Today’s sightings included four fags, three lezzers and five on the fence. I was only out for an hour or so, but had I known it would be such a visual feast, I’d have made the effort to leave my house well before three pm today. I don’t know why I get so excited when I see other lesbians out and about in K-Town – but for some reason, sightings are like squares of dairy milk.

Maybe it’s because I’m secretly a little bit scared of them. It’s a TUA (truth universally acknowledged) that I’m terrible with girls…that I like, or might potentially like. Clearly lesbians fall into this category. I’ve been told conversation with me in such circumstances is a bit like ‘pulling teeth’, and that’s not far wrong. I don’t know what it is – usually I can talk for hours. But not if I’m near a strange lesbian, especially if it’s a fit one. So, this fear of girls is perhaps why I find it exciting to observe them from a safe distance, in my ‘hood. It’s always nice to be checked out too.

Anyway, today’s haul of Lez-Spots included an interesting new revelation. I was in my local charity shop, which is run by a very friendly fag with whom I’m well acquainted, and noticed that his young (female) assistant was sporting the lesbian summer uniform. You know, the combat shorts and white vest – her aviators were probably behind the till somewhere. I’ve seen this girl many times before and never batted a gay eyelid, but today was different. Her uniform completely gave her away, revealing to me for the first time her massive inner lesbian. Actually, thinking about it now, I don’t know how I missed it before – she’s a full blown strutting, boy pant-wearing lezzer. So obvious!

Before picking up a quick compliment from the friendly fag (he always tells me how good my hair is looking) I moved on to one of K-Town’s more familiar lezzer haunts, Kutt Zone on K-Town Road. For a haircut. The holiday sun and sweat had made my hair almost double in length and more annoyingly, density, so I dropped by in the hope that I could secure a last minute trim before hitting the town tonight. And bumped (almost literally – it was a near miss when crossing the road) into my second K-Town Lez of the day. What fun – it was like lesbian pinball! This one was an unremarkable dark-haired one, brandishing a couple of weighty looking shopping bags full of tins of cat food. OK, I made that last bit up, but it would have been funny if they were…

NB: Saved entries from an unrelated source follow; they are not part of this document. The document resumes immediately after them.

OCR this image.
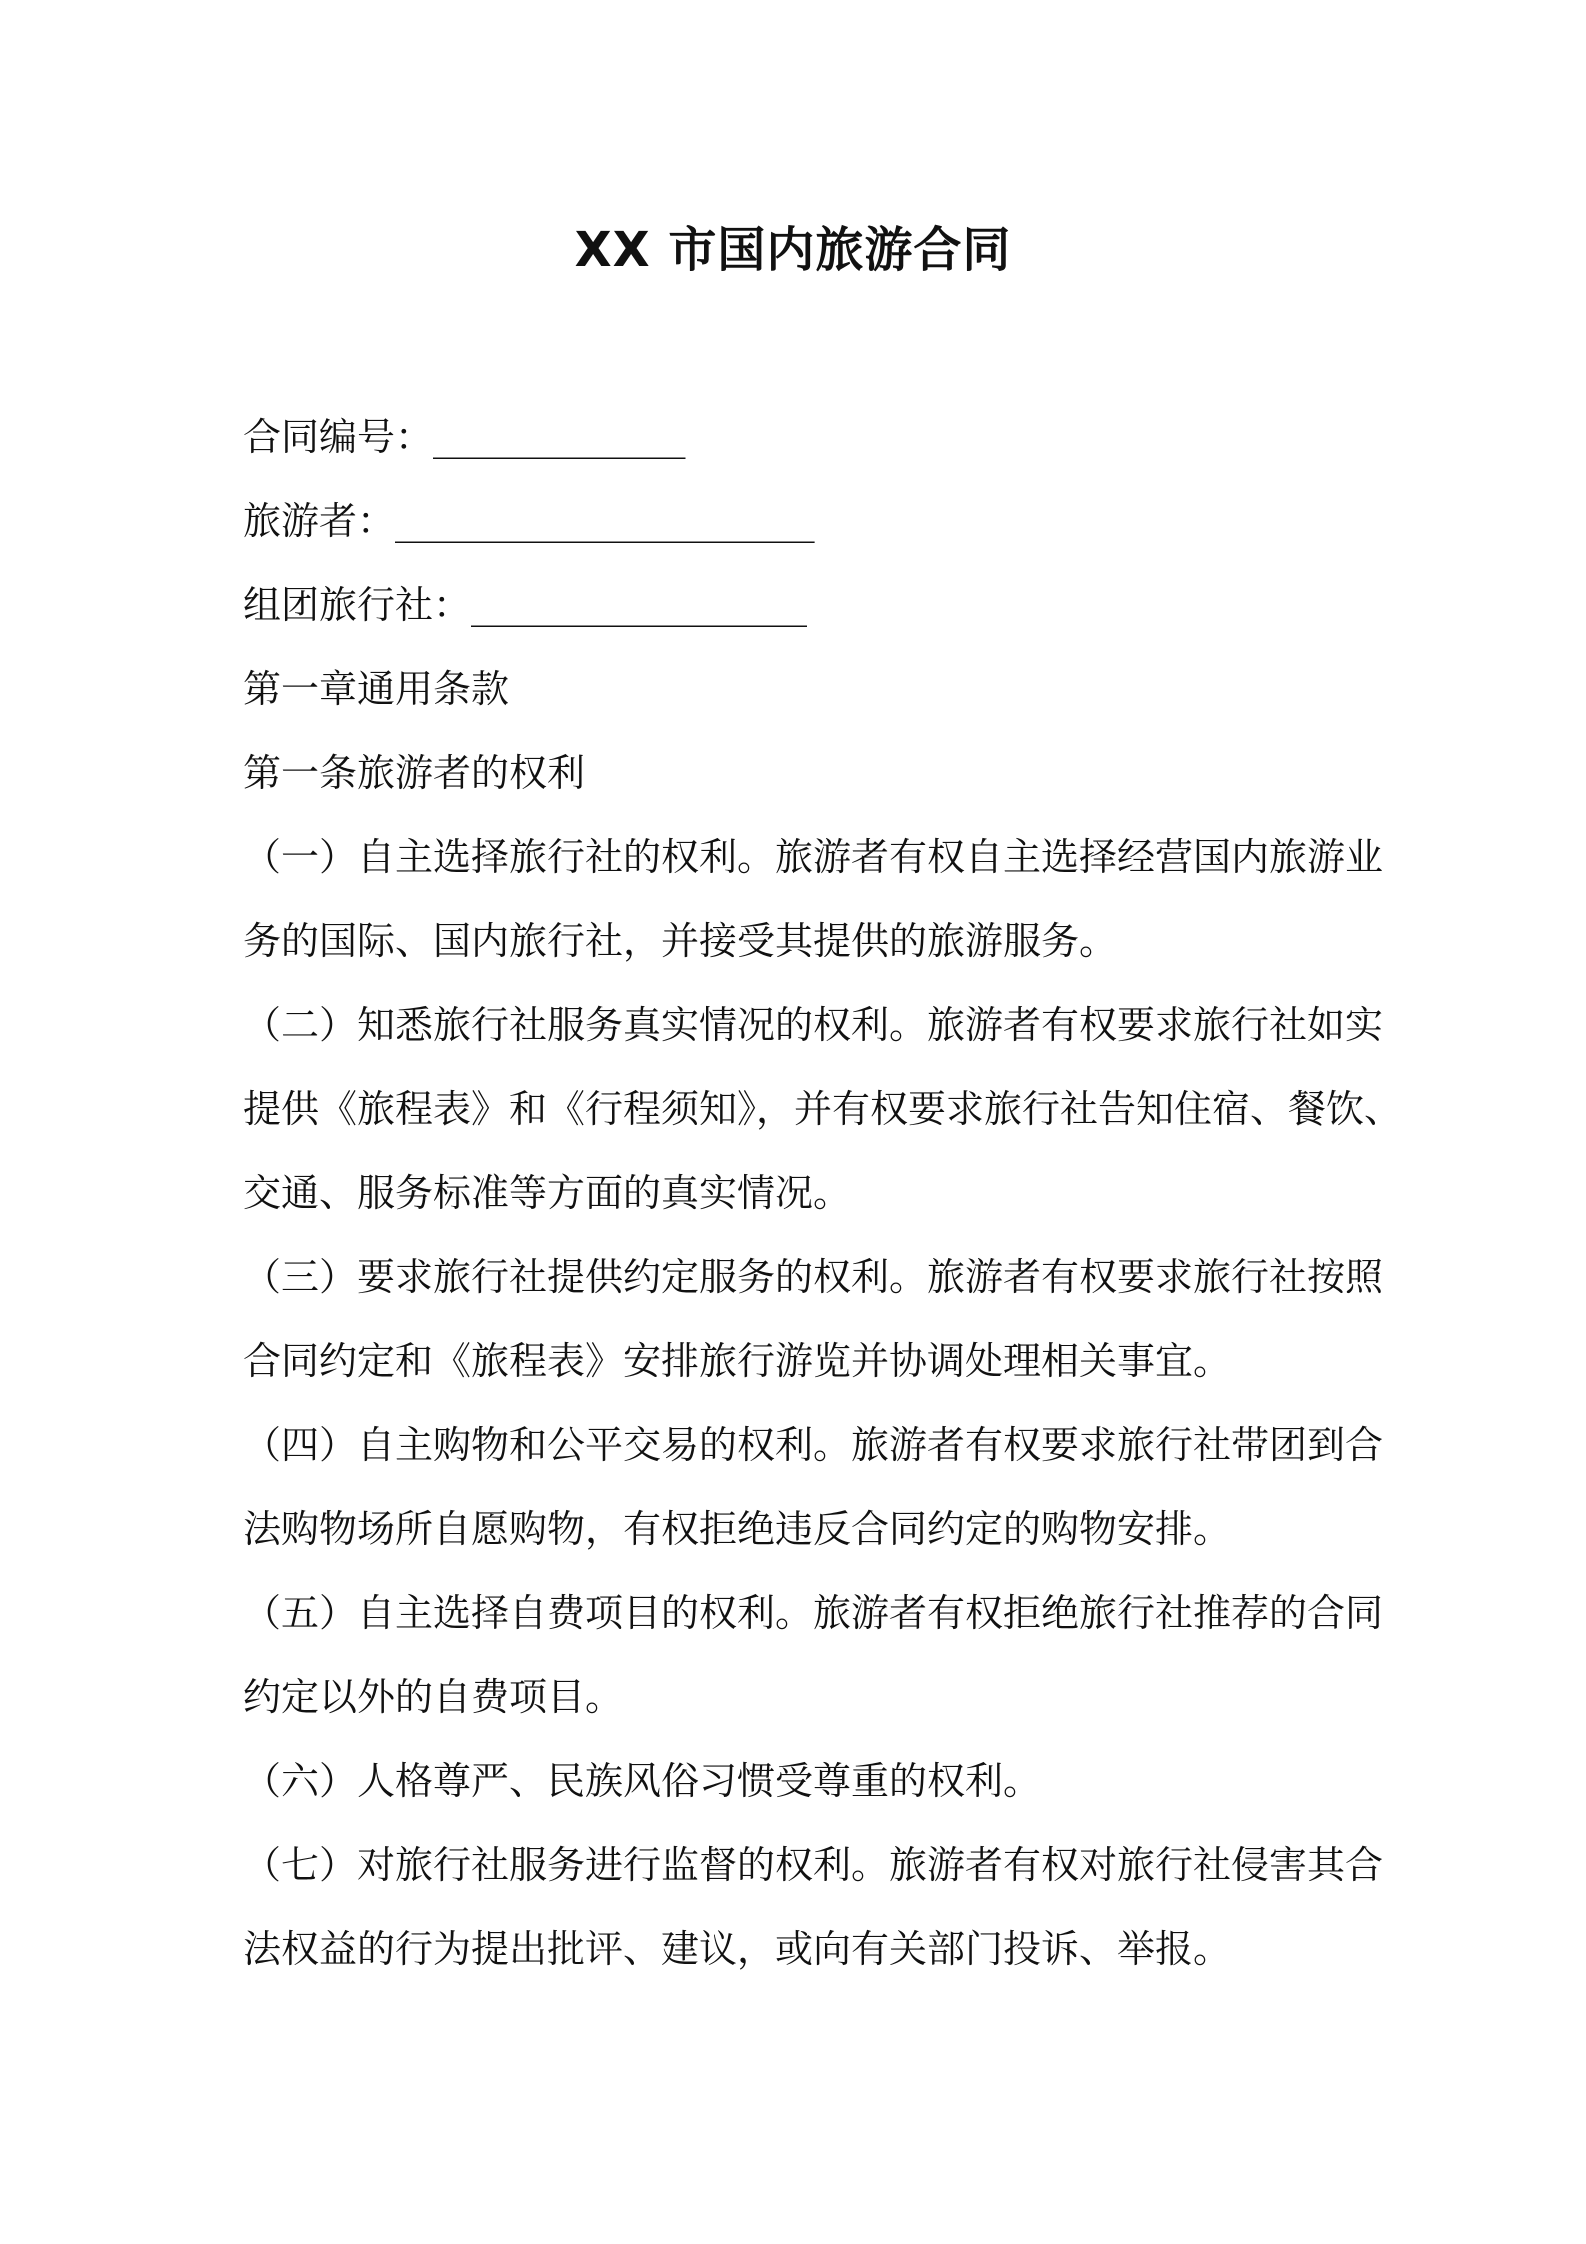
XX 市国内旅游合同
合同编号：____________
旅游者：____________________
组团旅行社：________________
第一章通用条款
第一条旅游者的权利
（一）自主选择旅行社的权利。旅游者有权自主选择经营国内旅游业
务的国际、国内旅行社，并接受其提供的旅游服务。
（二）知悉旅行社服务真实情况的权利。旅游者有权要求旅行社如实
提供《旅程表》和《行程须知》，并有权要求旅行社告知住宿、餐饮、
交通、服务标准等方面的真实情况。
（三）要求旅行社提供约定服务的权利。旅游者有权要求旅行社按照
合同约定和《旅程表》安排旅行游览并协调处理相关事宜。
（四）自主购物和公平交易的权利。旅游者有权要求旅行社带团到合
法购物场所自愿购物，有权拒绝违反合同约定的购物安排。
（五）自主选择自费项目的权利。旅游者有权拒绝旅行社推荐的合同
约定以外的自费项目。
（六）人格尊严、民族风俗习惯受尊重的权利。
（七）对旅行社服务进行监督的权利。旅游者有权对旅行社侵害其合
法权益的行为提出批评、建议，或向有关部门投诉、举报。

Number three was slightly more interesting in that she didn’t reciprocate my lesbian nod of acknowledgment. That was a little rude, but I’ll forgive her – she may have known not what she do…perhaps she was distracted (I know I’m regularly guilty of wandering around in my own world). Otherwise there’s no excuse – lesbians always have to at least make eye contact, don’t they? It’s all part of the fun of being in a semi-secret society.